Stephen Schwartz Profile picture
Editor/Co-author, Atomic Audit: The Costs and Consequences of US Nuclear Weapons Since 1940 • Nonresident Senior Fellow @BulletinAtomic • Fellow @NSquareCollab

Jan 20, 2022, 5 tweets

Today in 1953, as part of President Dwight D. Eisenhower’s inaugural parade, a demonstration model of the massive M65 280-millimeter atomic cannon rumbled down Pennsylvania Avenue and in front of the White House.

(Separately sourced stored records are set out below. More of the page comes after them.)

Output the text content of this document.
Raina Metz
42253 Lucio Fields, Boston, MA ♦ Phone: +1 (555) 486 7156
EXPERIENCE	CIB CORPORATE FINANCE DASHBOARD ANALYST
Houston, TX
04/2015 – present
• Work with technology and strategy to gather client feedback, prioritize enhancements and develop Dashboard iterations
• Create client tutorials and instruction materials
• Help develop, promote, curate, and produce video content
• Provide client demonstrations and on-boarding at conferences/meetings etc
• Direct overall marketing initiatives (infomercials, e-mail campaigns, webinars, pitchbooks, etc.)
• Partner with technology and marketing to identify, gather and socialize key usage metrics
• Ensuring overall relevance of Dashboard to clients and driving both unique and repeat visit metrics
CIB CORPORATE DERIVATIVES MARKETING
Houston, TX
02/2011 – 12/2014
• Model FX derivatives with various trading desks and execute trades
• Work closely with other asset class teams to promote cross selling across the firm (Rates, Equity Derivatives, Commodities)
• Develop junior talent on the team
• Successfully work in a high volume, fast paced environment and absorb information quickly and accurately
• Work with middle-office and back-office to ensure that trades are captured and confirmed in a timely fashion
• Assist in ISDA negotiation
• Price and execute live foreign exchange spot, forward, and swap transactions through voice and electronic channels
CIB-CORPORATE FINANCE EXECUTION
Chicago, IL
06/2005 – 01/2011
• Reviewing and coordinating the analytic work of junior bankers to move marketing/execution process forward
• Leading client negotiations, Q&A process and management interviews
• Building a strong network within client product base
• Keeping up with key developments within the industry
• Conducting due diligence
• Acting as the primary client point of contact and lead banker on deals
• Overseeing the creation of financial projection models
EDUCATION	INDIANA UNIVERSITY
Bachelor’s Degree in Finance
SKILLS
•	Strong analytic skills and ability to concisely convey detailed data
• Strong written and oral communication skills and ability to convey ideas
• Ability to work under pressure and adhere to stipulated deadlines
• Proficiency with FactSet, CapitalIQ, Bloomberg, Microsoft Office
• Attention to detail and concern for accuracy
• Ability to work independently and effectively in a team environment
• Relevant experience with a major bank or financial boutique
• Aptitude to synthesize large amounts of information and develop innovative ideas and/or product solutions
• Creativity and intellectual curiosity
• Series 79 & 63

It was tested four months later at the Nevada Proving Ground.

Four years to the day later, Eisenhower’s 1957 inaugural parade featured the Air Force’s Matador and Snark cruise missiles as well as the Army’s Corporal short-range ballistic missile, all of which were armed with nuclear warheads (although not for the parade).

President John F. Kennedy’s 1961 inaugural parade included four nuclear missiles, all operated by the Army: the Pershing I intermediate-range ballistic missile, the Lacrosse short-range missile, the Nike Hercules air defense missile, and the Nike Zeus antiballistic missile.

Kennedy’s parade that year also featured a float celebrating the Navy’s new George Washington-class nuclear-powered ballistic missile submarine and its 16 nuclear-armed Polaris A1 submarine-launched ballistic missiles, whose first at-sea patrol (66 days) ended the very next day.

There was also a float from Tennessee, home of the Atomic Energy Commission’s Oak Ridge National Laboratory, promoting Atoms for Peace. Ann Ellington, the daughter of Governor Buford Ellington, rode the float and waved to the crowd.